The explainability of the ideas generated by the GPT models is a challenging task even for OpenAI as the creator of the algorithm [22], which may encourage future research in the area of: “Interpretability, explainability, and calibration, to address the current nature of ‘black-box’ AI models” [22]. Explainability should, therefore, be included as part of the functionality in the next versions of the “kresilnik” brainstorming tool.

One should be aware that AI tools might generate ethically questionable ideas, such as “automated attendance with facial recognition” [2]. This might be an important challenge for the application of the proposed methodology; however, it is expected that all the generated ideas will be evaluated by the expert group of the regional development committee. One could expect that ethically questionable ideas would be ranked last by the committee members, who are expected to follow high ethical standards. In the hybrid form of brainstorming, each generated idea is reviewed by a human expert and pushed to the group only if it is acceptable by the human expert; certainly, it could also be edited and augmented by the expert and later pushed to the group in its edited form. Hybrid work should, therefore, also address the ethical aspects of the proposed ideas as expected by the members of regional development committees.

Word clouds with the corresponding word histograms might be used as filters for extracting the major topics addressed by the initial brainstorming question.

With an increase in the temperature of the GPT model, one could observe a distinct exponential increase of entropy as well as the time needed to generate ideas. This is important for the further development of computational capabilities; creativity comes at a computational cost.

The distribution of the entropy of the ideas generated by the human group was not Gaussian (normal), which might be a useful indicator showing that a set of ideas was artificially generated.

At a temperature of T = 0, the ideas were very narrow; in most cases, parts of the ideas were repeated. On the other hand, at T = 1.75, the ideas might generate random text.
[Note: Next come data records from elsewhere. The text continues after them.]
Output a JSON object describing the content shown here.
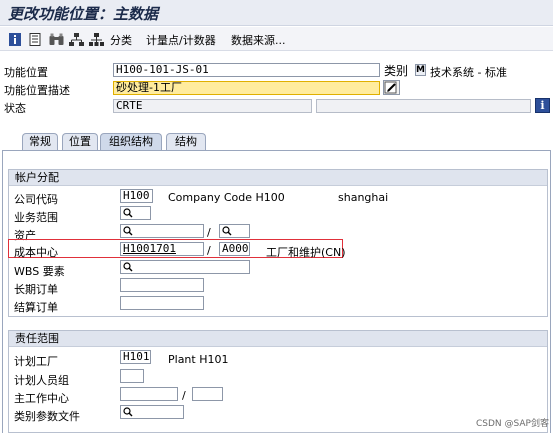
{
  "window": {
    "title": "更改功能位置：主数据"
  },
  "toolbar": {
    "classify_label": "分类",
    "measuring_points_label": "计量点/计数器",
    "data_origin_label": "数据来源..."
  },
  "header": {
    "func_loc_label": "功能位置",
    "func_loc_value": "H100-101-JS-01",
    "category_label": "类别",
    "category_code": "M",
    "category_text": "技术系统 - 标准",
    "desc_label": "功能位置描述",
    "desc_value": "砂处理-1工厂",
    "status_label": "状态",
    "status_value": "CRTE"
  },
  "tabs": [
    {
      "label": "常规"
    },
    {
      "label": "位置"
    },
    {
      "label": "组织结构"
    },
    {
      "label": "结构"
    }
  ],
  "account": {
    "title": "帐户分配",
    "company_code_label": "公司代码",
    "company_code_value": "H100",
    "company_code_text": "Company Code H100",
    "company_city": "shanghai",
    "business_area_label": "业务范围",
    "asset_label": "资产",
    "slash": "/",
    "cost_center_label": "成本中心",
    "cost_center_value": "H1001701",
    "cost_center_area": "A000",
    "cost_center_text": "工厂和维护(CN)",
    "wbs_label": "WBS 要素",
    "standing_order_label": "长期订单",
    "settlement_order_label": "结算订单"
  },
  "responsibility": {
    "title": "责任范围",
    "plant_label": "计划工厂",
    "plant_value": "H101",
    "plant_text": "Plant H101",
    "planner_group_label": "计划人员组",
    "work_center_label": "主工作中心",
    "slash": "/",
    "catalog_profile_label": "类别参数文件"
  },
  "watermark": "CSDN @SAP剑客"
}
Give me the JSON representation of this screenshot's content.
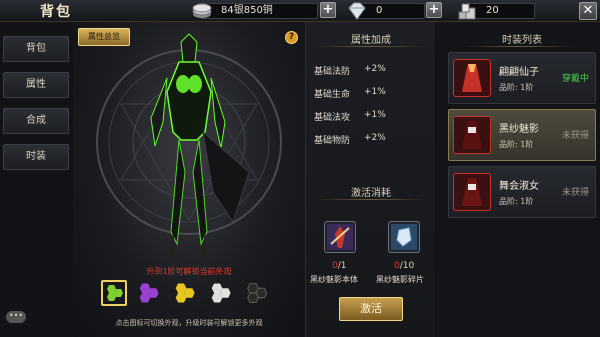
{
  "header": {
    "title": "背包",
    "silver": "84银850铜",
    "diamond": "0",
    "third_currency": "20"
  },
  "sidebar": {
    "items": [
      {
        "label": "背包"
      },
      {
        "label": "属性"
      },
      {
        "label": "合成"
      },
      {
        "label": "时装"
      }
    ]
  },
  "preview": {
    "overview_button": "属性总览",
    "unlock_hint": "升到1阶可解锁当前外观",
    "bottom_hint": "点击图标可切换外观，升级时装可解锁更多外观",
    "variants": [
      {
        "color": "#7fd030",
        "selected": true
      },
      {
        "color": "#9a40d0",
        "selected": false
      },
      {
        "color": "#e8c820",
        "selected": false
      },
      {
        "color": "#e0e0e0",
        "selected": false
      },
      {
        "color": "#3a3a3a",
        "selected": false
      }
    ]
  },
  "attributes": {
    "title": "属性加成",
    "stats": [
      {
        "name": "基础法防",
        "value": "+2%"
      },
      {
        "name": "基础生命",
        "value": "+1%"
      },
      {
        "name": "基础法攻",
        "value": "+1%"
      },
      {
        "name": "基础物防",
        "value": "+2%"
      }
    ],
    "cost_title": "激活消耗",
    "materials": [
      {
        "have": "0",
        "need": "/1",
        "name": "黑纱魅影本体"
      },
      {
        "have": "0",
        "need": "/10",
        "name": "黑纱魅影碎片"
      }
    ],
    "activate_button": "激活"
  },
  "fashion_list": {
    "title": "时装列表",
    "items": [
      {
        "name": "翩翩仙子",
        "grade": "品阶: 1阶",
        "status": "穿戴中"
      },
      {
        "name": "黑纱魅影",
        "grade": "品阶: 1阶",
        "status": "未获得"
      },
      {
        "name": "舞会淑女",
        "grade": "品阶: 1阶",
        "status": "未获得"
      }
    ]
  }
}
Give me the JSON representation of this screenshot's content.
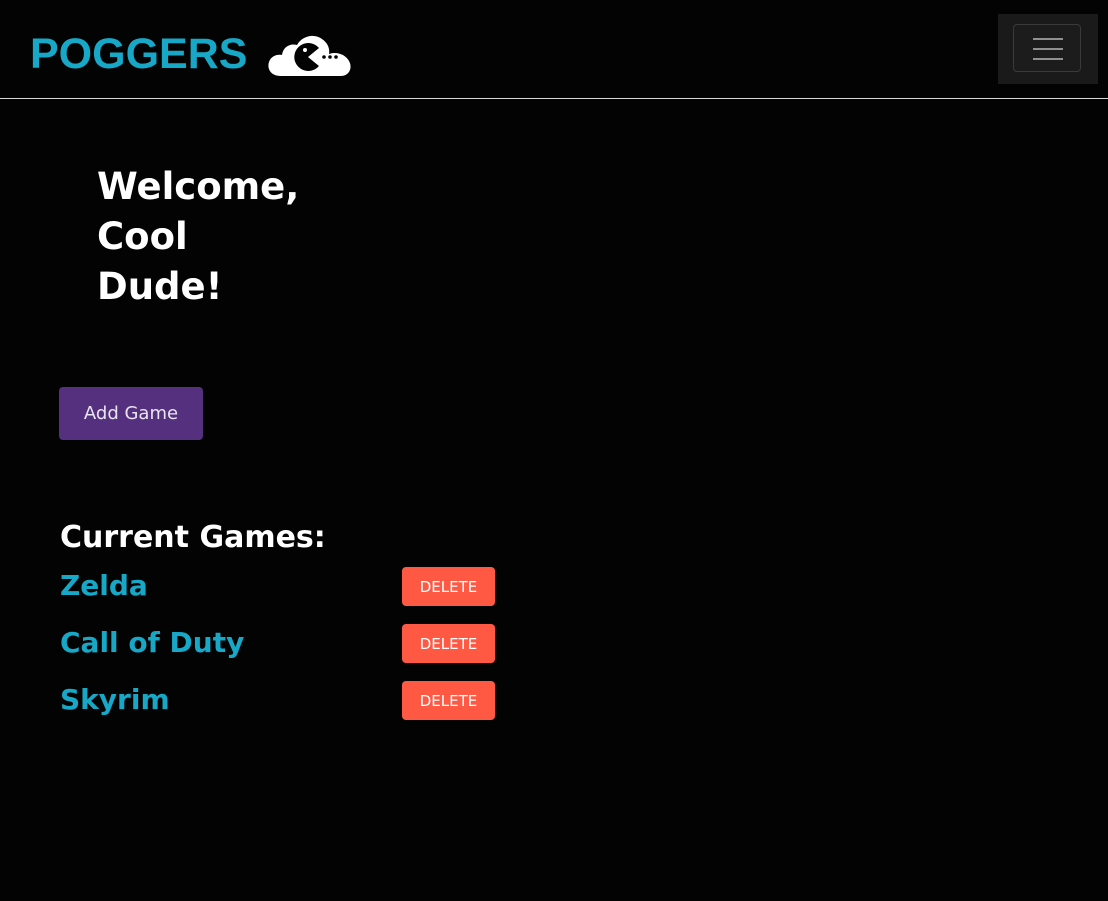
{
  "navbar": {
    "brand": "POGGERS",
    "logo_icon": "pacman-cloud-icon",
    "menu_icon": "hamburger-menu-icon",
    "colors": {
      "brand": "#17a8c8",
      "background": "#030303"
    }
  },
  "main": {
    "welcome": "Welcome, Cool Dude!",
    "add_game_label": "Add Game",
    "current_games_title": "Current Games:",
    "games": [
      {
        "name": "Zelda",
        "delete_label": "DELETE"
      },
      {
        "name": "Call of Duty",
        "delete_label": "DELETE"
      },
      {
        "name": "Skyrim",
        "delete_label": "DELETE"
      }
    ],
    "colors": {
      "add_button": "#55307f",
      "delete_button": "#ff5944",
      "game_link": "#17a8c8"
    }
  }
}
However, even at T = 1.75, useful ideas might be generated.

A comparison of the characteristics of the idea generation processes of the real committee and AI provides the possibility of distinguishing between human and AI, which might be useful in many areas.

Since the results of the study are based on statistical methods, further analysis and a repetition of the experiments should be conducted. The final test of the proposed hybrid human–AI system’s architecture would be the evaluation of the ideas that are proposed, at least partially, by AI; to implement them in the real world and for them to be recognized by the public as positive. This would be a topic for further research. Nevertheless, the proposed methodology should be applied and tested in similar situations. The development of the field of LLM of AI is extremely fast [22]. We were able to apply and analyze the OpenAI-GPT-3.5-turbo algorithm. By the time of writing, new versions of the GPT algorithms have been provided, which should also be explored and compared. The proposed architecture could nonetheless be applied to newly developed models. It is important that the architecture is flexible and universal. In our case, the JavaScript API calls provide possible future compatibility with the new cloud-based LLM AI algorithms.

With the proposed technical framework, novel decision support systems [50,51] could be developed, providing the possibility of integrating human and AI in the process of generating innovative ideas by leveraging the rapid progress in the field of AI [21].